Acho que a vida realmente preparava algo melhor pra mim e esse é o melhor e eu estou muito grata.
Joca já havia saído pra trabalhar, e eu já estava quase pronta, quando o interfone tocou. Atendi.
— Oi, pode falar. — disse.
— Dona Beatriz chegou uma encomenda pra você. — Nilton disse.
— Pode mandar subir. — falei.
— Ok. — ele disse.
Não demorou muito e a campainha tocou. Olhei pro olho mágico, então vi que era apenas um rapaz com a roupa de entrega, abri a porta e ele me deu a nota pra assinar e depois me entregou.
— Eu não me lembro de ter pedido nada. — falei.
— Deve ser presente. — o rapaz disse. — Tenha um bom dia.
— Obrigada. — falei.
Entrei em casa e tranquei a porta. Coloquei a encomenda na mesa e fiquei olhando pra ela, não era coisa do Joca, ele sempre me avisa quando tem coisa pra chegar.
Abri a caixa, e havia outra caixa dentro da de papelão, uma de madeira que parecia ser mais antiga. Nela havia uma inicial. B.C, abri a caixa e então meus olhos reconheceram imediatamente o que havia dentro daquela caixa, minha boneca de pano, que minha mãe me deu, minha avó deu a ela quando ela nasceu. Eu não me lembrava da existência dessa boneca, pensei que havia ficado na casa da vovó e teria ido embora com as outras coisas que foram pra doação, mas pelo jeito não foi.
Fui jogar o pacote no lixo e percebi que havia algo dentro. Peguei e era uma carta, então joguei o pacote no lixo, e depois me sentei no sofá e fui ler a carta.

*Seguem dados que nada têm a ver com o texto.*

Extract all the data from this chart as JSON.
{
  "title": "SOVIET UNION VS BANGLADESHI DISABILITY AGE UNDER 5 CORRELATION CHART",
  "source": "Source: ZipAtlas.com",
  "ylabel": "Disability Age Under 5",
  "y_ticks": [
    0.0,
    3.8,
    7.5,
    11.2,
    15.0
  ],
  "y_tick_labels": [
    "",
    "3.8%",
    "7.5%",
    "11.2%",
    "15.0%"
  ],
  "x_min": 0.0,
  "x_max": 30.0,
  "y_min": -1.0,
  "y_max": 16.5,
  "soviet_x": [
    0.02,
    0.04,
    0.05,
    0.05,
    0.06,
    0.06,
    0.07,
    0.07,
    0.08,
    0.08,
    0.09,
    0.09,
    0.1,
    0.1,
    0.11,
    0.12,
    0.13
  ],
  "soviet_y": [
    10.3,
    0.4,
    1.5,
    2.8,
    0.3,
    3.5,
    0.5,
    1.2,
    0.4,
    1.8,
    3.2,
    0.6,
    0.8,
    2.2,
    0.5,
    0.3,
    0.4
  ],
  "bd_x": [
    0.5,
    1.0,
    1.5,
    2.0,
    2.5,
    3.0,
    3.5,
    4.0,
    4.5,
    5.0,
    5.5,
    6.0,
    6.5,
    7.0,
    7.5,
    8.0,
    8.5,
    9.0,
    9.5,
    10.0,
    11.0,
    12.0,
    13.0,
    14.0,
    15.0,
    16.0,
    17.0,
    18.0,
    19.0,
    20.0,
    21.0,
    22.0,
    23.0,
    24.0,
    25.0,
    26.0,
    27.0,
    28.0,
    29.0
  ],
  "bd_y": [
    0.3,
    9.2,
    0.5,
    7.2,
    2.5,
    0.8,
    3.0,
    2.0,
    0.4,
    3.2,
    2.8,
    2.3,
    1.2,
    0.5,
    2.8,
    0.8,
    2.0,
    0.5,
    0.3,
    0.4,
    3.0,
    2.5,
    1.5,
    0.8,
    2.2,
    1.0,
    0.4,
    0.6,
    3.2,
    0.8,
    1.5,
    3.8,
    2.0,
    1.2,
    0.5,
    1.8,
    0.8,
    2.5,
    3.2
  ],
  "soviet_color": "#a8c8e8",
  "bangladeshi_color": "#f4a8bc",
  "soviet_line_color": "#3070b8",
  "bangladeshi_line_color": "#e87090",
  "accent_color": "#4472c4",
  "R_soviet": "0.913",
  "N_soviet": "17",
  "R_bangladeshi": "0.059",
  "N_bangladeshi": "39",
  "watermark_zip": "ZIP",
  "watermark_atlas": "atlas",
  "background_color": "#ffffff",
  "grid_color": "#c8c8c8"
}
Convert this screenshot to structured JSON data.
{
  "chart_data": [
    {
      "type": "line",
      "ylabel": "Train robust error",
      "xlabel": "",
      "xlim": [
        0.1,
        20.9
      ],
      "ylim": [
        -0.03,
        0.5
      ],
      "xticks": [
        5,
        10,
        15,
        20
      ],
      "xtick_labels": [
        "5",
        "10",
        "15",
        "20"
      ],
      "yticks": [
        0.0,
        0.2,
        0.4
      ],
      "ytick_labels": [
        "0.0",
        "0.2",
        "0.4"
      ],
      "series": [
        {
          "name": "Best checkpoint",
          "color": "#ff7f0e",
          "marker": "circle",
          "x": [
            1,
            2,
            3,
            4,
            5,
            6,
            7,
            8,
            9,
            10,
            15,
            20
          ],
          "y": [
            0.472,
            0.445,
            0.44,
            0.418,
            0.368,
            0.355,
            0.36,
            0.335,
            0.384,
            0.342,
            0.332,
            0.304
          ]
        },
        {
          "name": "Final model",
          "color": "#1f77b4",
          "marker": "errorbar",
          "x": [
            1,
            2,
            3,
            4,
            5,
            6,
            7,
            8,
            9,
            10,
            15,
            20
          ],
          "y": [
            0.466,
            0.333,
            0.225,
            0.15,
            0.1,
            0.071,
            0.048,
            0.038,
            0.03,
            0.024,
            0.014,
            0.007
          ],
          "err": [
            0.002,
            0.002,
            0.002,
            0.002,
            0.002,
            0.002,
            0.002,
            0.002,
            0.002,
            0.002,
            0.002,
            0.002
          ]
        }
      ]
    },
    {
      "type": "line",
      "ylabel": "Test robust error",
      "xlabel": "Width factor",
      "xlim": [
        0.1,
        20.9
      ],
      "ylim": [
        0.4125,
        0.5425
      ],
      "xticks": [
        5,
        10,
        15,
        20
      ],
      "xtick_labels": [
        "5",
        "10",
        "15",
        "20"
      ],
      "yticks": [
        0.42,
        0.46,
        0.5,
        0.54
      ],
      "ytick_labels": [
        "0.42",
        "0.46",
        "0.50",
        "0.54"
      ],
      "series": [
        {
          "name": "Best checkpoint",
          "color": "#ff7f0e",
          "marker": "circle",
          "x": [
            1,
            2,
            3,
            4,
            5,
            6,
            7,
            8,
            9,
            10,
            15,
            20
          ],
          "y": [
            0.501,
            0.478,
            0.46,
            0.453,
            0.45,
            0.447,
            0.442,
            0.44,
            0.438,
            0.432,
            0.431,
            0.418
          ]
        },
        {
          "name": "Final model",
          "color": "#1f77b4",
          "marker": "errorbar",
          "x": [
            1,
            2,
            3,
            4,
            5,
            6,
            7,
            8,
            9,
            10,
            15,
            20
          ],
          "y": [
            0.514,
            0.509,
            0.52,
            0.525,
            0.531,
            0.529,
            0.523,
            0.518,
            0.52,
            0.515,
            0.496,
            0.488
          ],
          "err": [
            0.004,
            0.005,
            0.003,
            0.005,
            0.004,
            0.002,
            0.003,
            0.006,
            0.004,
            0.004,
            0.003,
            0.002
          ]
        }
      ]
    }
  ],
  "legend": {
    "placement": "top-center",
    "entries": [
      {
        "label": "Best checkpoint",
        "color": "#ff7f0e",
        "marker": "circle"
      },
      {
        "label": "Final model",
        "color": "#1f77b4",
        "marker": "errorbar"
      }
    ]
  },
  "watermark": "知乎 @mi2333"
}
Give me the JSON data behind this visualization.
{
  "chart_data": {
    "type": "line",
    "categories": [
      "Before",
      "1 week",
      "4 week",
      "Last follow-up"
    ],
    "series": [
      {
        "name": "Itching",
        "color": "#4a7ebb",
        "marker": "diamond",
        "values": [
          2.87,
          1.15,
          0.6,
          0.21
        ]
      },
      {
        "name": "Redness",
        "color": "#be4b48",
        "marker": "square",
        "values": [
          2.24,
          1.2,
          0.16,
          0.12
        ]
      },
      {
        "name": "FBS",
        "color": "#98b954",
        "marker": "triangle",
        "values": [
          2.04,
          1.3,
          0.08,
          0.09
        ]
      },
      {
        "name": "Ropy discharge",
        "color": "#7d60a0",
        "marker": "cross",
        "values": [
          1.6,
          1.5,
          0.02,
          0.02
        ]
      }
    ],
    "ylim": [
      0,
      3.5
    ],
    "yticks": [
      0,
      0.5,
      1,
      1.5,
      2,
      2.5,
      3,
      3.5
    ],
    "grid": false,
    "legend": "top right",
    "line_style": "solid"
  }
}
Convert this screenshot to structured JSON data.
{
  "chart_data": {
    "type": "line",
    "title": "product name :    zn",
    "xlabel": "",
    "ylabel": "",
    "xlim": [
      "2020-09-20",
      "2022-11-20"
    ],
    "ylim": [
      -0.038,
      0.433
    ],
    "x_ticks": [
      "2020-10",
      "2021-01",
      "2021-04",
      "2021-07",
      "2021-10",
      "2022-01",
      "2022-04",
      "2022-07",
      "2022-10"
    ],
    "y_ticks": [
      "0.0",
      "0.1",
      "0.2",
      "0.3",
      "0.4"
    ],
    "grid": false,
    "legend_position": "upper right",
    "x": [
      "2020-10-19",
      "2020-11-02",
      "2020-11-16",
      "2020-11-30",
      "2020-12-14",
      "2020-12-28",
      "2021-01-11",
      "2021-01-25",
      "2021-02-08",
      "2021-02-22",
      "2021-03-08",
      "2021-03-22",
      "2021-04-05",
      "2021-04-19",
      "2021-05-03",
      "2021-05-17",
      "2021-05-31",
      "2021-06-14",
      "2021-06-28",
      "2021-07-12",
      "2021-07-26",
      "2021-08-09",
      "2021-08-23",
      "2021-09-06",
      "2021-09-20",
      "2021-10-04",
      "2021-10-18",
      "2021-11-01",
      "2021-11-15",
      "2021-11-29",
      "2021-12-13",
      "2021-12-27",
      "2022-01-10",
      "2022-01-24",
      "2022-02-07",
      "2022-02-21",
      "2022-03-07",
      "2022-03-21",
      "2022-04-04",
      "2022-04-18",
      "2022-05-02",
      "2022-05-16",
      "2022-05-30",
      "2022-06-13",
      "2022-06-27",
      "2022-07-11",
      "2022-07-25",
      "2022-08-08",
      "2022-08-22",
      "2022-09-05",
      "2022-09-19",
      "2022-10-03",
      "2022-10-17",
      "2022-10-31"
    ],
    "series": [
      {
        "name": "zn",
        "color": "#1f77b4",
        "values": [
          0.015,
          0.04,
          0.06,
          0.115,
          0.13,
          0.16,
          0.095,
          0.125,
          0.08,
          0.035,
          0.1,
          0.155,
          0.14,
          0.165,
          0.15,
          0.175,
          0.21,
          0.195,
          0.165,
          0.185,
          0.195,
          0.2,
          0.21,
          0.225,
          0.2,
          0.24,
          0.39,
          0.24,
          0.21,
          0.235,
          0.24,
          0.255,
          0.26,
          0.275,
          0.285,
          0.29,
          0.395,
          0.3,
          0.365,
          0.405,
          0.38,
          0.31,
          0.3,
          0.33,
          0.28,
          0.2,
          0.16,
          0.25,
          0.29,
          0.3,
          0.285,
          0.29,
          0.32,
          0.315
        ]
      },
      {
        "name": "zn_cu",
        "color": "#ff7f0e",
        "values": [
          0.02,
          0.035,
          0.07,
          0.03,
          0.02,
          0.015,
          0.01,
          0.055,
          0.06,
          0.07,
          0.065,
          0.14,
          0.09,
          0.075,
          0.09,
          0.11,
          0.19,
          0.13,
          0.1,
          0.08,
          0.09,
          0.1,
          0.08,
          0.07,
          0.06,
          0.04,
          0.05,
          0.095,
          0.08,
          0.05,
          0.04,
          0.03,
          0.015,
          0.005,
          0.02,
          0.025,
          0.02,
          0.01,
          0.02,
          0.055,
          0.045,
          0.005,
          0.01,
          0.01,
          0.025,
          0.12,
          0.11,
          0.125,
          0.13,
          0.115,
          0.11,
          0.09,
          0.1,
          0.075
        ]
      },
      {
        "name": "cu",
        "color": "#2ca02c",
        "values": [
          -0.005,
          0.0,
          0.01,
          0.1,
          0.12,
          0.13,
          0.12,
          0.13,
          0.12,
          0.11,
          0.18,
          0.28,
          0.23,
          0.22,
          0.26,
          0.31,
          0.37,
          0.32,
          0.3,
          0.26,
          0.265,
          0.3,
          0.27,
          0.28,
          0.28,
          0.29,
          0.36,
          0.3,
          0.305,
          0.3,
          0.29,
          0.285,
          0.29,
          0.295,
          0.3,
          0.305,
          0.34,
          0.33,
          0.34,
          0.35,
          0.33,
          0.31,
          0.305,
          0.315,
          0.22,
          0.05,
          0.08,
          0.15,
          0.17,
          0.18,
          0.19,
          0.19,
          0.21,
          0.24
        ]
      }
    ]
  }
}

Sua família Beatriz, ao qual você pertence está retornado pra casa, e eu queria ter a honra de lhe ter perto de mim, assim como sua mãe, mas sei que vai ser mais difícil ela aceitar, sei o quanto ela me odeia, mas eu estou retornando pra ter a nossa família unida outra vez e espero que você possa me ajudar nessa missão. Eu não sou um bicho de sete cabeças, não sou tão r**m quanto as histórias sobre mim, sou alguma que queria te ver crescer, mas esse direito foi roubado de mim, mas eu quero recuperar o tempo perdido.
Ass: seu avô.
Senti meu estômago revirar.
O medo na minha espinha, tudo em volta de mim começou a girar, eu não conseguia respirar. Eu só conseguia me lembrar da carta da minha mãe, me lembrar do meu pai, me lembrar sobre tudo o que aconteceu antes de eu nascer.
Senti o medo sufocar, senti tudo em torno de mim me derrubar.
Peguei o celular e liguei pro Joca, era o primeiro número que vi, o único que poderia vir até aqui o mais rápido que eu precisasse.